Hassan: We also get to remember adwar that we had not said in years.

(Omm Hassan, another Rayyesah, walks in at this point. She had been delayed by traffic. Darker-skinned than Madiha, she is also much thinner. She has an incredibly kind face, a charming huge smile and sparkling goldcaps. Tracing her roots back to Sudan and the Hijaz, Omm Hassan explains that she comes from a family of Zar artists, but is currently the only remaining performer, along with her younger niece.)

Omm Hassan: She is not that young, though. None of the young are interested in Zar anymore. They do not know how to say what we say.

ET: Are the words difficult? Tell me some more of your lyrics.

Madiha: There is “Rakash;” Rokousha hanem ya rokousha, shaila el-Arousa ya rokousha. It is like you’re cajoling a little child. Don’t you promise your children candy so they would do what you want?

ET: Is your job a difficult one?

Madiha: Here, touch my hand. Don’t be scared. (Her fingers are chapped, with thick corns from all the drumming. Omm Hassan shows her fingers too, which are swathed in band-aids.)

Hassan: People don’t understand our work. Although old people do. They either know us, or know our work, and can sometimes join our adwar.

ET: Do people still believe in the healing benefits of Zar? Can you tell me any good healing stories?

Omm Hassan: The stories are many. When my mother was still alive, a woman came to us on a stretcher. Men carried her in, and she could not move at all. As soon as we started, she started signaling that she wanted water. By the time we were finished, she was on her feet, and went home walking, using her mother as a crutch.

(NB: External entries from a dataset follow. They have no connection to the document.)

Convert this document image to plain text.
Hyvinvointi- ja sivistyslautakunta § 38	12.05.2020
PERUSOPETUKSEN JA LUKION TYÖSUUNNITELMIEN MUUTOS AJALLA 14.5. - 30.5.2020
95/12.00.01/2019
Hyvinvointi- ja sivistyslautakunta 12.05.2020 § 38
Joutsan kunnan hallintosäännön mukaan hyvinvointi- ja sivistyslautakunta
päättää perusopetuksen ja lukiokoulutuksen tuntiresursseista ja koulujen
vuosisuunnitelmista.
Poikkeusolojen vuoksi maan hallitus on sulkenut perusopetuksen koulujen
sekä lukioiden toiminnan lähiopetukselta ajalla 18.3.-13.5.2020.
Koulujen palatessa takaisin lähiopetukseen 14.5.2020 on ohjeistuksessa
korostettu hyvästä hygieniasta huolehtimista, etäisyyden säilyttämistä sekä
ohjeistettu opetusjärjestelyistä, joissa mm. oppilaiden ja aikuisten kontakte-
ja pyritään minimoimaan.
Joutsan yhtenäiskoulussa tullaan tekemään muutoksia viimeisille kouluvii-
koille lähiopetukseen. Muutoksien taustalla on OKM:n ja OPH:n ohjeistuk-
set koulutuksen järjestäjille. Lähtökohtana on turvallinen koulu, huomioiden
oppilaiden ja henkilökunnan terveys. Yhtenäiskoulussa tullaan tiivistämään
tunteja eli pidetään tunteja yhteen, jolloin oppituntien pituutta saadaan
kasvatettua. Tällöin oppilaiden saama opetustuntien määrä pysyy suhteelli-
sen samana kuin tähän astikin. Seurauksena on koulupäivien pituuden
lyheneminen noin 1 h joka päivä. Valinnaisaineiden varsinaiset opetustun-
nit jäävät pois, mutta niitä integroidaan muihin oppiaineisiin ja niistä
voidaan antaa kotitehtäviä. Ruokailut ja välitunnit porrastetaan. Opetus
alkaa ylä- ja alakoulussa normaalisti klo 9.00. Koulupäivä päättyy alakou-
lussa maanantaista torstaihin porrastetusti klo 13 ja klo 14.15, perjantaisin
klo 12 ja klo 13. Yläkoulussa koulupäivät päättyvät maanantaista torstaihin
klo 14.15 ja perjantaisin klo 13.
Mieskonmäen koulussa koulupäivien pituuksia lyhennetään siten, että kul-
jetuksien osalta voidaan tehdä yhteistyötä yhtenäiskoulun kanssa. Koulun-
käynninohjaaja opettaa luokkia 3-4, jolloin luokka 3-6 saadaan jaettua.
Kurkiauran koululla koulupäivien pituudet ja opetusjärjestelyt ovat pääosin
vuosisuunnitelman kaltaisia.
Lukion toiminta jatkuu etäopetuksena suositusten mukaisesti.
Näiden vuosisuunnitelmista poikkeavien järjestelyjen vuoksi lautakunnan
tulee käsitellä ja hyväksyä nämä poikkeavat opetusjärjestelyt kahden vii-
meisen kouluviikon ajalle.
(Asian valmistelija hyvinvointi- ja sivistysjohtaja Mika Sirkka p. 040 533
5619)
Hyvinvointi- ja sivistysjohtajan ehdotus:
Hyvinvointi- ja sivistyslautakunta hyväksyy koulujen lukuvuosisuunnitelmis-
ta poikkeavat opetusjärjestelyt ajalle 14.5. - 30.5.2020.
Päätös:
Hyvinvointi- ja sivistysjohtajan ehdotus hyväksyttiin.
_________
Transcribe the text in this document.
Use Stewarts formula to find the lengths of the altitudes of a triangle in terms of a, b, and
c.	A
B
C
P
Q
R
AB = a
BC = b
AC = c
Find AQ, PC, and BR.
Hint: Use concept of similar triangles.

Madiha: I know someone too whose leg hurt; the doctors couldn’t tell what was wrong with her. After the Zar she was cured. She holds Zar every year, still walks on her two feet and frequently goes to Hajj.

ET: Is there anything special that should be prepared for the Zar, like a special food?

Madiha: No, it depends on your means. But if someone is sick, something must be slaughtered during the leila. Of course it is also a chance for all the poor to be fed.

ET: Apart from working here, do you still work as much as you once used to?

Hassan: No. Things are expensive today.

Madiha: Some people are apprehensive.

ET: Are you ever hassled?

Madiha: Not exactly. But neighbors may complain about the noise and call the police.

ET: Has working here changed things?

Madiha: We are happy that Dr. Ahmed is trying to compile our work. And we are also becoming known. People who attend our performances here like us. They move with us and enjoy themselves.

Hassan: And we’ve performed at the Opera House, the Italian and French cultural centers, and the Bibliotheca Alexandrina.

Madiha: And in turn, we enjoy ourselves too. We work from the heart. Once we start working, we forget everything else, even if we are tired or sick. We love what we do, even though when we die, Zar is going to die with us.